Autoreactive CD4 T cells that differentiate into pathogenic Th17 cells can trigger autoimmune diseases. Therefore, investigating the regulatory network that modulates Th17 differentiation may yield important therapeutic insights. miR-146a has emerged as a critical modulator of immune reactions, but its role in regulating autoreactive Th17 cells and organ-specific autoimmunity remains largely unknown. Here, we have reported that miR-146a-deficient mice developed more severe experimental autoimmune encephalomyelitis (EAE), an animal model of human multiple sclerosis (MS). We bred miR-146a-deficient mice with 2D2 T cell receptor-Tg mice to generate 2D2 CD4 T cells that are deficient in miR-146a and specific for myelin oligodendrocyte glycoprotein (MOG), an autoantigen in the EAE model. miR-146a-deficient 2D2 T cells induced more severe EAE and were more prone to differentiate into Th17 cells. Microarray analysis revealed enhancements in IL-6- and IL-21-induced Th17 differentiation pathways in these T cells. Further study showed that miR-146a inhibited the production of autocrine IL-6 and IL-21 in 2D2 T cells, which in turn reduced their Th17 differentiation. Thus, our study identifies miR-146a as an important molecular brake that blocks the autocrine IL-6- and IL-21-induced Th17 differentiation pathways in autoreactive CD4 T cells, highlighting its potential as a therapeutic target for treating autoimmune diseases.

Propagating Humanized BLT Mice for the Study of Human Immunology and Immunotherapy.

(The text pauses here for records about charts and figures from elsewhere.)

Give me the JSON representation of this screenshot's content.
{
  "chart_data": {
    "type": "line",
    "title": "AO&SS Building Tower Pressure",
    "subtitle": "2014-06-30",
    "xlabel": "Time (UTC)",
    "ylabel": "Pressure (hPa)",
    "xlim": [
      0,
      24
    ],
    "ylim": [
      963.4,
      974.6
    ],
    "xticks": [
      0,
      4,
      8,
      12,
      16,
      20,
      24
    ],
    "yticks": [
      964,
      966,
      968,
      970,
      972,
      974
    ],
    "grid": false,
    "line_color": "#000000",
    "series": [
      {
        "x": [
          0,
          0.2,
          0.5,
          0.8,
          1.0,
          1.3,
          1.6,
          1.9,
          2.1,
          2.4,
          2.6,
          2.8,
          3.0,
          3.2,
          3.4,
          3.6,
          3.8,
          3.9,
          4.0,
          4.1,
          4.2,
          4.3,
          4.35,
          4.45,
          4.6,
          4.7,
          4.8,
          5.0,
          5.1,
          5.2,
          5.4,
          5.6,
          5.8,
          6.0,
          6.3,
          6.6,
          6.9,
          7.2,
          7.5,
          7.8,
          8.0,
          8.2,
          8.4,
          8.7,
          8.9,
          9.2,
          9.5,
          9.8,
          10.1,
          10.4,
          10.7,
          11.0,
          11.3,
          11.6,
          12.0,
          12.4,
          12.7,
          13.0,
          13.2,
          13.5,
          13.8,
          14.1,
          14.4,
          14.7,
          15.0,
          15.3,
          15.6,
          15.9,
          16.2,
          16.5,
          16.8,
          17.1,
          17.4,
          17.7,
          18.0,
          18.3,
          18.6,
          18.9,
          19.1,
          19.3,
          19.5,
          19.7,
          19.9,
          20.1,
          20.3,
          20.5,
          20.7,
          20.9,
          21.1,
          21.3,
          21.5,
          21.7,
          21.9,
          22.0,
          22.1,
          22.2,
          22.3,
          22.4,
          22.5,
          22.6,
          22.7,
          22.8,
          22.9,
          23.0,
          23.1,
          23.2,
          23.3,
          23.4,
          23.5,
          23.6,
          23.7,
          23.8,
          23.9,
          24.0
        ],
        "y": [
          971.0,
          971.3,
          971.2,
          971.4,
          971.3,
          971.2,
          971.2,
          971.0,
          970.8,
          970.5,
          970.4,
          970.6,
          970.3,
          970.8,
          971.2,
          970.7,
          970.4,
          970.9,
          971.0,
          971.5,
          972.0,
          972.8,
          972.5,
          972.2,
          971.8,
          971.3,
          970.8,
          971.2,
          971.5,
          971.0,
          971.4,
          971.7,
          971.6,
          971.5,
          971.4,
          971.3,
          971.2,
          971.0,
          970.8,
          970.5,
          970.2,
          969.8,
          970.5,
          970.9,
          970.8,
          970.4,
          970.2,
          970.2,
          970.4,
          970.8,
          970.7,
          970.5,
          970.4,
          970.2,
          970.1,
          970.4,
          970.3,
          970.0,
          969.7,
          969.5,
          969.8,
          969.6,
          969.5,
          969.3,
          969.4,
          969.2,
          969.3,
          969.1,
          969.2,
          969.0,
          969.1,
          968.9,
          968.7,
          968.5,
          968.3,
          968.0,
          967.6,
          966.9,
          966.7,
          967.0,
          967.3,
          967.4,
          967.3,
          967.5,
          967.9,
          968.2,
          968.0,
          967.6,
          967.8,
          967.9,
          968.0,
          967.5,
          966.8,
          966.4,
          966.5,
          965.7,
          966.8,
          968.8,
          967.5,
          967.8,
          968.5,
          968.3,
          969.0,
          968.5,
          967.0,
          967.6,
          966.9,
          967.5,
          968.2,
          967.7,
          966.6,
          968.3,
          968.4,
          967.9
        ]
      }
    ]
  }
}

The humanized bone marrow-liver-thymus (BLT) mouse model harbors a nearly complete human immune system, therefore providing a powerful tool to study human immunology and immunotherapy. However, its application is greatly limited by the restricted supply of human CD34+ hematopoietic stem cells and fetal thymus tissues that are needed to generate these mice. The restriction is especially significant for the study of human immune systems with special genetic traits, such as certain human leukocyte antigen (HLA) haplotypes or monogene deficiencies. To circumvent this critical limitation, we have developed a method to quickly propagate established BLT mice. Through secondary transfer of bone marrow cells and human thymus implants from BLT mice into NSG (NOD/SCID/IL-2Rγ-/-) recipient mice, we were able to expand one primary BLT mouse into a colony of 4-5 proBLT (propagated BLT) mice in 6-8 weeks. These proBLT mice reconstituted human immune cells, including T cells, at levels comparable to those of their primary BLT donor mouse. They also faithfully inherited the human immune cell genetic traits from their donor BLT mouse, such as the HLA-A2 haplotype that is of special interest for studying HLA-A2-restricted human T cell immunotherapies. Moreover, an EGFP reporter gene engineered into the human immune system was stably passed from BLT to proBLT mice, making proBLT mice suitable for studying human immune cell gene therapy. This method provides an opportunity to overcome a critical hurdle to utilizing the BLT humanized mouse model and enables its more widespread use as a valuable preclinical research tool.